Bilder: Alfred Drossel

„Sie glauben gar nicht, was man in einer Mikrowelle alles kochen kann“, sagt Hildegard Hopf, Personalreferentin bei dem IT-Anbieter, und zählt auf: „Tomaten mit Mozzarella überbacken, sehr gut eignen sich Milchreis oder Nudeln, die in einer Schüssel mit Wasser so lange erhitzt werden bis sie bissfest sind.“ Gut, die Pastasoßen sind vorgekocht von zu Hause mitgebracht oder gekauft und müssen nur noch warm gemacht werden.
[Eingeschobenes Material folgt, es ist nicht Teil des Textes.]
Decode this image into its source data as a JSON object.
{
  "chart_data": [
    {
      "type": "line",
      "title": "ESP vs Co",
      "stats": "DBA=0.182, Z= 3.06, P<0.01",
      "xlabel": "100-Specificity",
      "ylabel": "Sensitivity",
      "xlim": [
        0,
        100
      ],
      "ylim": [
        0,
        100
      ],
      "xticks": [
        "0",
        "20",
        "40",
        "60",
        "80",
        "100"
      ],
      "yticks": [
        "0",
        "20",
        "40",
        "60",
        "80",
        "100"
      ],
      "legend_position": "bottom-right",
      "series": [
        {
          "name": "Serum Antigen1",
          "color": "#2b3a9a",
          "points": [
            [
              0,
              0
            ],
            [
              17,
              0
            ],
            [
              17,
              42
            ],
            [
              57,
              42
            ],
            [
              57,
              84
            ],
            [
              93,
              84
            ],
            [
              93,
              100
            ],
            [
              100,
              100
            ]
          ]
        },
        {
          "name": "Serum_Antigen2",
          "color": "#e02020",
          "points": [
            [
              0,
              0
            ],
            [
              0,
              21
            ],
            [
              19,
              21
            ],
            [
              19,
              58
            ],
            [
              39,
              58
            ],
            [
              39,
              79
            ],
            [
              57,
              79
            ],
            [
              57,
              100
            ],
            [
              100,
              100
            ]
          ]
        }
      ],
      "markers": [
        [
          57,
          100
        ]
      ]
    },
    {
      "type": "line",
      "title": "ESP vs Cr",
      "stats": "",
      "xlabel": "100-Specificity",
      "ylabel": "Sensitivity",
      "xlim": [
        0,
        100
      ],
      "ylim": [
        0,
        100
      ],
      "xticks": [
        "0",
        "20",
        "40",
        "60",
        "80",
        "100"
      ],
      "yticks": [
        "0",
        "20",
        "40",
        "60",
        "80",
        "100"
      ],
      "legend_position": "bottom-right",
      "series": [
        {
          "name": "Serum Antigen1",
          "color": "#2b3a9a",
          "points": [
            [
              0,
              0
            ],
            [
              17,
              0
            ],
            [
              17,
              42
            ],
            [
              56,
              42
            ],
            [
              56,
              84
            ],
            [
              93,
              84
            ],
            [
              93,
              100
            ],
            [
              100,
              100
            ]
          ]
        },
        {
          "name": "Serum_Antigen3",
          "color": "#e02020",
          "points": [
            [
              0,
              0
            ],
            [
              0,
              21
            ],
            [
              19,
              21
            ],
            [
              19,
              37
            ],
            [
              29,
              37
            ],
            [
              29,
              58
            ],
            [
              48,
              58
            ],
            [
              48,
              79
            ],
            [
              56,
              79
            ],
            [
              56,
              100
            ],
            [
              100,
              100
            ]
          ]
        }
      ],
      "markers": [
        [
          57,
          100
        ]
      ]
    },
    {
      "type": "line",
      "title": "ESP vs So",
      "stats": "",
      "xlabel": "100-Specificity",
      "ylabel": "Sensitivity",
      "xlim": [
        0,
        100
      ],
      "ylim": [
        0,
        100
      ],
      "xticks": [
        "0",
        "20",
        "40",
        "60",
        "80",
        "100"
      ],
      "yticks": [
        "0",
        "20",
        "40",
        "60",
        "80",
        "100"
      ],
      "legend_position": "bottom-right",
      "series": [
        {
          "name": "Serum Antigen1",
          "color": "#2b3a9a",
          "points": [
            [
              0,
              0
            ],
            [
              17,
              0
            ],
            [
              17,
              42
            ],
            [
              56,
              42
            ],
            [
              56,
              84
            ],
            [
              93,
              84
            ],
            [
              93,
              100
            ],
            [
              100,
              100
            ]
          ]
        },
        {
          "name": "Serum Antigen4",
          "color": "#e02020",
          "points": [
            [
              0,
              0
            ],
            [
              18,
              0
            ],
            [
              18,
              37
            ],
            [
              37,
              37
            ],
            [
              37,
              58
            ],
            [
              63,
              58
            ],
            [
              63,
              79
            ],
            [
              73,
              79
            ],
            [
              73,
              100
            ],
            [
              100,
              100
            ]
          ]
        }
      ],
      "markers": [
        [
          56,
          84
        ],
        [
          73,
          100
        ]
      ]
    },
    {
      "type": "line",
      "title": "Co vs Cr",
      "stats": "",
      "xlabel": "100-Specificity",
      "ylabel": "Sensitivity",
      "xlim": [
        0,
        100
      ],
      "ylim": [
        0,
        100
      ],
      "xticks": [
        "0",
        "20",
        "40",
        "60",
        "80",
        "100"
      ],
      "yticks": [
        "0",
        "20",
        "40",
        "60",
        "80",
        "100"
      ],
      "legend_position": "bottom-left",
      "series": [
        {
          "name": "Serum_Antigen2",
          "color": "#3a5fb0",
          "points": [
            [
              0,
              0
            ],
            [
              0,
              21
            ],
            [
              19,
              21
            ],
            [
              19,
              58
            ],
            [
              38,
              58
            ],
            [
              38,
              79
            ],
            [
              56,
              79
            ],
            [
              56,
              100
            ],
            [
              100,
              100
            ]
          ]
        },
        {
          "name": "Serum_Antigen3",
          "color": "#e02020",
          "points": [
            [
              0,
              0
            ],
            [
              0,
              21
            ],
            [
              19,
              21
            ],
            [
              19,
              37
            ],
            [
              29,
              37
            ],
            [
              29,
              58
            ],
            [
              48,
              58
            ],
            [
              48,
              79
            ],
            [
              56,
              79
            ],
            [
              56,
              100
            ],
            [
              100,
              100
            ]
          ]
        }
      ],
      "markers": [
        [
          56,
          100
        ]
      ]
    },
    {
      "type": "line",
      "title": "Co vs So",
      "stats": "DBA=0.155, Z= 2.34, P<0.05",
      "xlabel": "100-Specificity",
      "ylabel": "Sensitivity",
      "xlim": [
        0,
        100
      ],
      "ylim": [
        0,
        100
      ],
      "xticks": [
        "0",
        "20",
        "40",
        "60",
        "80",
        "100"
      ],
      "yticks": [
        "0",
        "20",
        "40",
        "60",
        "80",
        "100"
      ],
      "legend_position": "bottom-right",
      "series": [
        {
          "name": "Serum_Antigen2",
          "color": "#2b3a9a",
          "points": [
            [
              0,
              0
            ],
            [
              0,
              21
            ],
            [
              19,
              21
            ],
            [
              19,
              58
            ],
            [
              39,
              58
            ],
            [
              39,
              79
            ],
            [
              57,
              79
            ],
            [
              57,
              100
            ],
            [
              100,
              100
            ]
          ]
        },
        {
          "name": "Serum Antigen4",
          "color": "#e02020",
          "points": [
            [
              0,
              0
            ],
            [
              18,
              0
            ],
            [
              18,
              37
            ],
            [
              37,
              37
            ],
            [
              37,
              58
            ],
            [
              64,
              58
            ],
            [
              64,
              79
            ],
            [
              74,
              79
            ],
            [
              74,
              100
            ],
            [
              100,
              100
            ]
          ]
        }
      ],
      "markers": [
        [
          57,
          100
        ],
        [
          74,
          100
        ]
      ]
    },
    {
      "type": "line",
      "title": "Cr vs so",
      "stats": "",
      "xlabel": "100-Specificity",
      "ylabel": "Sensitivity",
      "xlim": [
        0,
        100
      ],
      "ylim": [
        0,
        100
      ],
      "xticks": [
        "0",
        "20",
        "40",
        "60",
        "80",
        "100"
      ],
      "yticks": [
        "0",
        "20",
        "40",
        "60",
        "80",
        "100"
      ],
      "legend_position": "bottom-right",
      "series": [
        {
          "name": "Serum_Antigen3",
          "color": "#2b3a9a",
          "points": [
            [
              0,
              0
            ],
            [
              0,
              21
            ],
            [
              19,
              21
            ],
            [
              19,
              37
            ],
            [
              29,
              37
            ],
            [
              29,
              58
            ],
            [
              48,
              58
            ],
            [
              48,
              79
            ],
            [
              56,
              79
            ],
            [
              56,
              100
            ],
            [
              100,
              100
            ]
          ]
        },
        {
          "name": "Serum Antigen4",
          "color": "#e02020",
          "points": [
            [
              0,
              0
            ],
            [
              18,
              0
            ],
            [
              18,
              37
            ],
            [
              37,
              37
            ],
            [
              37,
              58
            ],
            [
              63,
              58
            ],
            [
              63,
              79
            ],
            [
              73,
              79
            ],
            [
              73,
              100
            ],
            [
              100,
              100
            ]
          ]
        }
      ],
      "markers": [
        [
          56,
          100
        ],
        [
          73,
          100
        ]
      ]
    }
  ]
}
Ab und zu erkläre sich einer der Kollegen bereit, für alle was zu kochen, sagt Hildegard Hopf: „Bei 45 Mitarbeitern sind das dann 45 Küchenchefs.“
Bei ihr stehen „Pellkartoffeln mit Lachs und Quark“ auf dem Speiseplan. Nicht aufwendig, bekömmlich und lecker. Schnittlauch und geschnittene Zwiebeln werden unter den Quark gerührt. Im Sekundentakt kommen die Kartoffeln in eine der drei Mikrowellen. Stimmengewirr erfüllt den Raum, der mit einem blauen Boden ausgelegt ist. Rote, gelbe und blaue Stühle, um je zwei runde und eckige Tische gestellt, bilden Farbtupfer. Die Plätze sind schnell belegt, denn um die Mittagszeit strömen die Software- und IT-Fachleute, Designer, Informatiker und Auszubildenden in die 44 Quadratmeter große Cafeteria. Der Andrang ist groß.
Warum es denn in der sonst voll ausgestatteten Küche keinen Herd gebe? „Reine Erfahrungssache“, sagt Hildegard Hopf. Am vorherigen Standort in der Teinacher Straße habe einer gestanden. Manche hätten ihn mehr, manche weniger sauber hinterlassen. „Ein stetiger Zankapfel“, ergänzt sie. Deswegen gebe es gar keinen mehr, dafür aber drei Mikrowellengeräte. „Aber wir arbeiten daran, dass wieder ein Herd angeschafft wird. Denn ich kenne meine Pappenheimer.“
An einer Cafeteriawand hängen Fotocollagen. Die eine zeigt Aufnahmen von einem „Kochduell“ der UID-Mitarbeiter. „Essen hat bei uns einen hohen Stellenwert“, meint Geschäftsführer Franz Koller. Es gehe darüber hinaus um den kommunikativen Aspekt. „In unserer Cafeteria machen die Mitarbeiter Pause von der Arbeit“, sagt Koller. Dem kann Creative Director Bernd Wiesenauer nur zustimmen. „Das Kochen selbst ist nicht so mein Ding. Ich wäre auch hierbei so kreativ, dass das anschließend niemand mehr essen würde.“
Die über die ganze Raumlänge gehende Fensterfront gibt den Blick auf das Bleyle-Areal und das Gebäude BL 1 frei. Im In- nenhof sitzen Leute beim Chinesen. Deren Kochkünste – vom Affenhirn bis zu Seepferdchen – konnte UID-Mitarbeiterin Lisa Wenzel probieren. Sie war ein Vierteljahr „halb beruflich, halb privat“ im Land der Mitte. „Entgegen aller landläufigen Meinungen, gibt es dort im Supermarkt alles zu kaufen“, erzählt sie. Dennoch habe sie momentan einen enormen Nachholbedarf am „Geschmack europäischer Gerichte“. „Ich kann vom Essen gar nicht genug kriegen“, gibt Lisa Wenzel offen zu.